Frank Bruni has an interesting column in today's New York Times. He talks about the relationship between race and support for same-sex marriage. More specifically, Bruni focuses on the African-American community chronicling their lack of support for same-sex marriage initiatives especially when compared against Hispanic and Caucasian voters.
Bruni's piece is worth a read for a number of reasons, but it is his discussion of the upcoming Maryland case that piqued my interest. Public opinion research has documented the differences in support for same-sex marriage legislation in the state and the particular opposition the measure faces from African-American pastors and the religious community they represent. Given the state of affairs in Maryland and the state of national public opinion (at least when it comes to race and support for same-sex marriage), it should therefore come as no surprise that the Human Rights Campaign has enlisted Newark Mayor Cory Booker (video featured below) and celebrities like Mo'Nique to show their support for marriage equality.

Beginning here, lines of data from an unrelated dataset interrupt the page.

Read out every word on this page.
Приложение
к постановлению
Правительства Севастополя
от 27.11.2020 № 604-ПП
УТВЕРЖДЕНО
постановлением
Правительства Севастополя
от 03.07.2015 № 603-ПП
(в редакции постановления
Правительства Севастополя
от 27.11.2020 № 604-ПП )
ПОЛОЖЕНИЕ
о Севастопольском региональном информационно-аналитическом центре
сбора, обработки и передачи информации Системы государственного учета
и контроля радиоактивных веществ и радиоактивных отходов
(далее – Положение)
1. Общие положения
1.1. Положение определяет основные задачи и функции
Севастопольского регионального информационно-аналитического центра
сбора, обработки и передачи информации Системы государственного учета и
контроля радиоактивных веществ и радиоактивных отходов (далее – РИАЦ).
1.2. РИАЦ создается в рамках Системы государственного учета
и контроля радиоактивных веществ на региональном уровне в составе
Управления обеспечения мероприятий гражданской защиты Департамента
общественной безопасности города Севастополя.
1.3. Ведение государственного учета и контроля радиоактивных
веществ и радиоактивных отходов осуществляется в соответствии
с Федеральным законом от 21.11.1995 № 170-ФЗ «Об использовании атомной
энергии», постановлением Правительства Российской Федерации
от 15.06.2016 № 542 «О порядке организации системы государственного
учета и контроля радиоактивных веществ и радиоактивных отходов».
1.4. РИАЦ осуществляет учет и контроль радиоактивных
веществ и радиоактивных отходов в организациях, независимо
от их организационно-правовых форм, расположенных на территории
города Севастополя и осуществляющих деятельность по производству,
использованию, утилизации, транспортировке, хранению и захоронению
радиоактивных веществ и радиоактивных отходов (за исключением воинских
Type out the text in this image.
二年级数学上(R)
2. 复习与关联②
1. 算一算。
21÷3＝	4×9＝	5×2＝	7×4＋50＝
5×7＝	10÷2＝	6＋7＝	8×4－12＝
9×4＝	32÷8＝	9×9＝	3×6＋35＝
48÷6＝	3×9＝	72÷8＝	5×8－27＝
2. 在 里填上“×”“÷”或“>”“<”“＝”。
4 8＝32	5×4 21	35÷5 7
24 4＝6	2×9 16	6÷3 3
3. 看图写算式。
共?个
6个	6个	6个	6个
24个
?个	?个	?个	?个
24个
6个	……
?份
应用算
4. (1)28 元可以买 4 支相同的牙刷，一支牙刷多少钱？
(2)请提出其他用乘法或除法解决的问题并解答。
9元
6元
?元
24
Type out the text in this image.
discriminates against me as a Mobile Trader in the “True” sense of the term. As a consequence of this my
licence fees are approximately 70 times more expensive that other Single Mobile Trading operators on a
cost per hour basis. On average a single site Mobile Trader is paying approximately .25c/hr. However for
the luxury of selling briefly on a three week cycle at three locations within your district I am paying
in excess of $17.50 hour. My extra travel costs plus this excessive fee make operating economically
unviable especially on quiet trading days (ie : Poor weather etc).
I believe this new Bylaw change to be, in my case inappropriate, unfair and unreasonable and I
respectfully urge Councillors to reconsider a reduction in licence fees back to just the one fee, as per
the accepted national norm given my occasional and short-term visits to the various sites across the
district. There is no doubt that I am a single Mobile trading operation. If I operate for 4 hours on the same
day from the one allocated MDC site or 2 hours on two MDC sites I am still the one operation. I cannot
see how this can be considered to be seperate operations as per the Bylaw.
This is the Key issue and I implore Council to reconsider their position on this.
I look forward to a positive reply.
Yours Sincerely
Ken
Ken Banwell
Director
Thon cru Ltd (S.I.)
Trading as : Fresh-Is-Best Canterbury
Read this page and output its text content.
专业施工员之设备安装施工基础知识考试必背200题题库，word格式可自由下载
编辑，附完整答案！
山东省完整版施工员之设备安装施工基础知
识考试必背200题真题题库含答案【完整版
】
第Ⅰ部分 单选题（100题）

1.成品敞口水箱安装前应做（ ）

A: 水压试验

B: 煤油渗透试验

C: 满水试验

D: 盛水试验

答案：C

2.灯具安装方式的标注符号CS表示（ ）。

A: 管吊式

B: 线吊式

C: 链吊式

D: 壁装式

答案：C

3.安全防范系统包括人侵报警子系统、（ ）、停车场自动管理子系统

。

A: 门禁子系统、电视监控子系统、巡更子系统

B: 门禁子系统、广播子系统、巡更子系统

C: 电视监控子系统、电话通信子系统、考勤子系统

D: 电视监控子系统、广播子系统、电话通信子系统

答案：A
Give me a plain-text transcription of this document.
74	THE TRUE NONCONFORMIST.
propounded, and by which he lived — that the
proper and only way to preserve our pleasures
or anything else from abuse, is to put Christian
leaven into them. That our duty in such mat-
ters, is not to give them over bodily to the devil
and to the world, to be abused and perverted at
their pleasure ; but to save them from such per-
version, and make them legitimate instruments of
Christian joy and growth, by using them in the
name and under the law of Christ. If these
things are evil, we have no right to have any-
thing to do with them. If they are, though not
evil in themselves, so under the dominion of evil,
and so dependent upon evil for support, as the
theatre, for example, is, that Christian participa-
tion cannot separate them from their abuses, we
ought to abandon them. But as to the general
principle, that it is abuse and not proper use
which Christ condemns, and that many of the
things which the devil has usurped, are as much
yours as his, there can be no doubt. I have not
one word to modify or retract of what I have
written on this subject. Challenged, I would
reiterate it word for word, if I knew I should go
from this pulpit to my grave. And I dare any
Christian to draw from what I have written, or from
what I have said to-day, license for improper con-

The question is whether these videos will have an impact in Maryland and beyond. As the debate in Maryland heats up and as Governor Martin O'Malley pushes forward with his attempt to have the state pass same-sex marriage legislation, it is likely that we'll see a whole host of these types of video messages targeting a range of constituency groups -- not just African-Americans. Will these videos be enough to cause shifts in public opinion? Is the connection between civil rights and gay rights a compelling enough argument?